The ruling — expected at some time this afternoon — could cause havoc on German streets and plunge the already troubled German car industry into turmoil.
Diesel-engine cars have been in the spotlight since Volkswagen in 2015 admitted to cheating exhaust tests, triggering a regulatory and legal backlash against diesel emissions.
The discovery resulted in large fines and costly buybacks for VW in the US, but the German government has refrained from punishing VW, a major employer that’s partly owned by the state of Lower Saxony.
Bans could affect 9.4 million vehicles in Germany not meeting the latest clean air emissions standards.

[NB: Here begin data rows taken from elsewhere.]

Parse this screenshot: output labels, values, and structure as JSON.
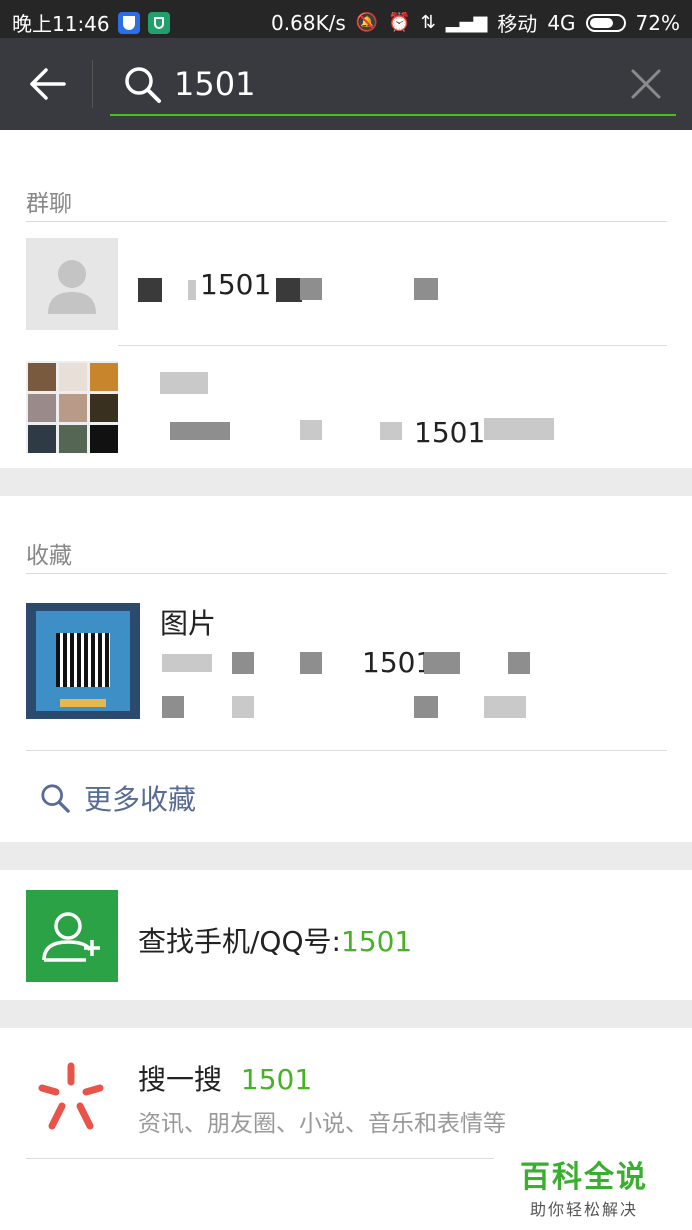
{
  "status": {
    "time": "晚上11:46",
    "speed": "0.68K/s",
    "carrier": "移动",
    "network": "4G",
    "battery": "72%",
    "battery_level": 0.72
  },
  "search": {
    "query": "1501"
  },
  "group_chat": {
    "title": "群聊",
    "item1_match": "1501",
    "item2_match": "1501"
  },
  "favorites": {
    "title": "收藏",
    "item_type": "图片",
    "item_match": "1501",
    "more_label": "更多收藏"
  },
  "find_contact": {
    "label": "查找手机/QQ号:",
    "query": "1501"
  },
  "sou": {
    "label": "搜一搜",
    "query": "1501",
    "subtitle": "资讯、朋友圈、小说、音乐和表情等"
  },
  "watermark": {
    "title": "百科全说",
    "subtitle": "助你轻松解决"
  },
  "colors": {
    "accent_green": "#46b224",
    "link_blue": "#576b95",
    "header_bg": "#393a3f"
  }
}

The Federal Administrative Court in Leipzig will rule on an appeal by the states of Baden-Wuerttemberg and North Rhine-Westphalia after lower-level judges ruled they could impose bans on some diesels in their respective capitals Stuttgart and Duesseldorf.
What has been said:
Greg Archer, clean vehicles director at Brussels-based lobby group Transport and Environment said:
The court decision on Thursday is an important milestone for German cities to protect citizens from breathing toxic air polluted by illegal dirty diesels. Over 400,000 people die every year in Europe as a result of air pollution and in cities high levels of nitrogen dioxide are predominately caused by poorly controlled diesel exhaust fumes.
Diesel is already on the way out. Analysts at Evercore ISI said in a note yesterday:
The decline in diesel residuals toward the end of 2017 showed a clear acceleration, ending the year at 52.6%, having started the year at 56%.
Evercore ISI forecasts a 5% fall in diesel residual values could result in a drop of €1.6 billion ($2 billion) in operating profit across eight European and US car makers.
Why it matters:
If Germany bans diesels from city centers, other big European cities are likely to fall into line.
Some 70 cities in Germany suffered from average annual nitrogen dioxide levels above EU thresholds last year, with Munich, Stuttgart and Cologne ranking the worst.
Earlier this year the environmental group Deutsche Umwelthilfe (DUH) sued nine German cities claiming cities were unable to enforce clean air regulations by allowing diesel cars in city centres.
Paris, Madrid, Mexico City and Athens have said they plan to ban diesel vehicles from city centres by 2025.
Meanwhile, car makers are nervously awaiting another government decision: potentially forcing them to upgrade millions of vehicles that don’t conform to emissions limits.